From September 2015, schools will be assessed on the same four criteria as early learning and further education and skills providers.
Ofsted’s Better inspection for all report, published today, describes public response to a consultation about the reforms and lists the four new areas for all inspections. They are:
– the effectiveness of leadership and management – which includes curriculum
– the quality of teaching, learning and assessment
– personal development, behaviour and welfare, and
– outcomes for children and learners.
These criteria closely echo the current schools inspection framework under which inspectors make judgements about pupil achievement, the quality of teaching, pupil behaviour and safety, and the quality of leadership and management.

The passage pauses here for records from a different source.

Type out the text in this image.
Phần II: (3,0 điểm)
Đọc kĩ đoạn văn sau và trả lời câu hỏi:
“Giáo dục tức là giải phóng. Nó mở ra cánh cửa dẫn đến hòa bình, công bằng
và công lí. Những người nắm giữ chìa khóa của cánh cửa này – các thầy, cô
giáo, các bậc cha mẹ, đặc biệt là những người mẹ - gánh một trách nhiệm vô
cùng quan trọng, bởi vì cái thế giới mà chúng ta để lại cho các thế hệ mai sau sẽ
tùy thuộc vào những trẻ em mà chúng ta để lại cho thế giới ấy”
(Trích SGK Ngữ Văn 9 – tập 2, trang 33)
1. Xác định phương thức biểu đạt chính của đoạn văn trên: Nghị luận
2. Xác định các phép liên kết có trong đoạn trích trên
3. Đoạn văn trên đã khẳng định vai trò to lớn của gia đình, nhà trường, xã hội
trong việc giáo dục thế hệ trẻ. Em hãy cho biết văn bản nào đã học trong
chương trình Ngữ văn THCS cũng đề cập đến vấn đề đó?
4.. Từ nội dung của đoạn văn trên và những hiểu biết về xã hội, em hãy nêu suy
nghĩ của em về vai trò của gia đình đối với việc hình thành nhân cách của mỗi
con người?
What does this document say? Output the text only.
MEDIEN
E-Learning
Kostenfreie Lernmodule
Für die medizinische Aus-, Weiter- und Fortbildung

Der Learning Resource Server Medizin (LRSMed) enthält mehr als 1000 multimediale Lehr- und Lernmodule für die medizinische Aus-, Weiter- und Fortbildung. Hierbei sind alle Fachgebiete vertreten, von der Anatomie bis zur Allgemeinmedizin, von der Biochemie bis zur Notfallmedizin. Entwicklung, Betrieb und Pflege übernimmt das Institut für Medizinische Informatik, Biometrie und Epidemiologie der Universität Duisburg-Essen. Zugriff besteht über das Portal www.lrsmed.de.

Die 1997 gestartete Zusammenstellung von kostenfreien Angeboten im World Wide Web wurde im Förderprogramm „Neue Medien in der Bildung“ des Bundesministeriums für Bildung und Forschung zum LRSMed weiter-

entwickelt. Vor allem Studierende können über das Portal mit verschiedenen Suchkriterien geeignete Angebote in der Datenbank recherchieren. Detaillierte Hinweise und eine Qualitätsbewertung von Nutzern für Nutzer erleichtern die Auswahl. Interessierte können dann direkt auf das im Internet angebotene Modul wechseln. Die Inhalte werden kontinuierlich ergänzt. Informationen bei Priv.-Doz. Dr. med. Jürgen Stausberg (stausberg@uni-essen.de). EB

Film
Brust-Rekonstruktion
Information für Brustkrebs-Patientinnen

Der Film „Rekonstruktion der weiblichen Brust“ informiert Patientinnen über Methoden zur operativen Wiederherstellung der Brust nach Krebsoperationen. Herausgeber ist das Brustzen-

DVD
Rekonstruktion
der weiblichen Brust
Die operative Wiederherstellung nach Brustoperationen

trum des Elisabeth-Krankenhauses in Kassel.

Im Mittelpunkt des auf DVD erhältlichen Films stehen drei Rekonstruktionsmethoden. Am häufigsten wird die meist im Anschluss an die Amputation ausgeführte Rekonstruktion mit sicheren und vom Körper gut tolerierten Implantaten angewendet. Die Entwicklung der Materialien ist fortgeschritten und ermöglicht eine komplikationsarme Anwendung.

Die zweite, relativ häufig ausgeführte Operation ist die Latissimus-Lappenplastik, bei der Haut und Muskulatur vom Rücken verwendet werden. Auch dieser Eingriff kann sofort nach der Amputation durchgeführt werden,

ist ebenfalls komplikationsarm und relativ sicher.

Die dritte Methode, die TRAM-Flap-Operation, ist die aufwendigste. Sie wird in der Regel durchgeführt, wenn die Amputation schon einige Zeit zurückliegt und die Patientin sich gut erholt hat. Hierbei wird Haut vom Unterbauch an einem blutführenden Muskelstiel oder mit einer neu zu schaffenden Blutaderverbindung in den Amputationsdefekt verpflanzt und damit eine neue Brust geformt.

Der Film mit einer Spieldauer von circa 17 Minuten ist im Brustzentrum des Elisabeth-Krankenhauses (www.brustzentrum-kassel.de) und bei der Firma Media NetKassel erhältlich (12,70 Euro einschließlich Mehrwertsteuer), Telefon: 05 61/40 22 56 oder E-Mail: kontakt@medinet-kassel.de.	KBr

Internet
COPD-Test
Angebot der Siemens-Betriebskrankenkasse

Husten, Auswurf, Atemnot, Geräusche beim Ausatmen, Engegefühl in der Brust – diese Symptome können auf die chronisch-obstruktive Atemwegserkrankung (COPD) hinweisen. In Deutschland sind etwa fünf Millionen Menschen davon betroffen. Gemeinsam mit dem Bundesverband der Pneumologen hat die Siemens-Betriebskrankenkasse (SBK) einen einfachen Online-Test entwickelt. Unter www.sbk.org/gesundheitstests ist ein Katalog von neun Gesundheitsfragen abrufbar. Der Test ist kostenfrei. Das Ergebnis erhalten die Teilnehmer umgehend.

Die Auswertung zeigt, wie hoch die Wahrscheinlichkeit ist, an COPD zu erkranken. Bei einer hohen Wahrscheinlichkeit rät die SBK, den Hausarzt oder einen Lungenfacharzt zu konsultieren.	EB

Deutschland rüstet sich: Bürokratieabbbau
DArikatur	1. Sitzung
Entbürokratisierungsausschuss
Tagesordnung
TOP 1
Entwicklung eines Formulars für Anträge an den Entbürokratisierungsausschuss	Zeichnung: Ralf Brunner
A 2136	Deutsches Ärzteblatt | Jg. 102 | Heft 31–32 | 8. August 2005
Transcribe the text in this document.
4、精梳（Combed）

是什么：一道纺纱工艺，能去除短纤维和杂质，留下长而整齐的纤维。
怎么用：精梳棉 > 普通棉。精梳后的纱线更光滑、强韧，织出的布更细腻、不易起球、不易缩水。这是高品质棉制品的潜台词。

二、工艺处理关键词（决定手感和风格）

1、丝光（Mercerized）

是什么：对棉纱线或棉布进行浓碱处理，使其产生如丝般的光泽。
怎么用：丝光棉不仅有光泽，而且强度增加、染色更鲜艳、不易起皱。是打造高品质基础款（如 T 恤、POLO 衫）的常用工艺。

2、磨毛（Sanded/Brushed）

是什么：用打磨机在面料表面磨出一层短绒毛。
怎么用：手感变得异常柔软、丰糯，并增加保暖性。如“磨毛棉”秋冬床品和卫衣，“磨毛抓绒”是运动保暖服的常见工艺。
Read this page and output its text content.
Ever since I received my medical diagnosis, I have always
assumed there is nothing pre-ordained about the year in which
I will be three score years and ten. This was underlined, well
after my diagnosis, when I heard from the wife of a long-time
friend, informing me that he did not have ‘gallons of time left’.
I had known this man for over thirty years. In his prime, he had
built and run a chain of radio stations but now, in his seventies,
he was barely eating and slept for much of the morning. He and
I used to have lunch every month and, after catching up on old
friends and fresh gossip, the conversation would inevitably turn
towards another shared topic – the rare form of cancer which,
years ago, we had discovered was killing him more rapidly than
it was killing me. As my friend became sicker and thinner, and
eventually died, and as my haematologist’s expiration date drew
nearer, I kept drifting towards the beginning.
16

As previously reported, the documents released today also confirm a move towards more frequent but shorter inspections for those schools rated as ‘good’ by Ofsted. Instead of receiving a ‘full’ inspection every three to five years, ‘good’ schools will receive a shorter inspection within a three year period. Ofsted says this will allow signs of decline to be spotted early and necessary action taken while focusing on ensuring good standards are maintained.
The reforms also seek to unify inspection frameworks across the education sector – from early years through to FE. The report states that this “will make it much easier for parents, pupils, learners and employers to compare different providers and make more informed choices”.
Speaking about the changes Ofsted’s National Director of Schools, Sean Harford, said: “Our Common Inspection Framework will ensure a consistent approach to Ofsted inspections.
“It will focus on keeping young people safe, the breadth of the curriculum in schools, the relevance of courses and training in further education and skills, and the quality of early learning.”
A DfE spokesperson said: “A robust and effective school inspection framework is a key part of our plan for education and we are pleased Ofsted is bringing in these changes that will drive further improvements.
“We welcome an approach that reduces the burden on heads and teachers and gives excellent schools more time to focus on preparing pupils for life in modern Britain.
“We look forward to working with Ofsted to shape the detail of these proposals following the results of the consultation.”
The final key reform is to conduct full inspections of every non-association independent school in the country by July 2018.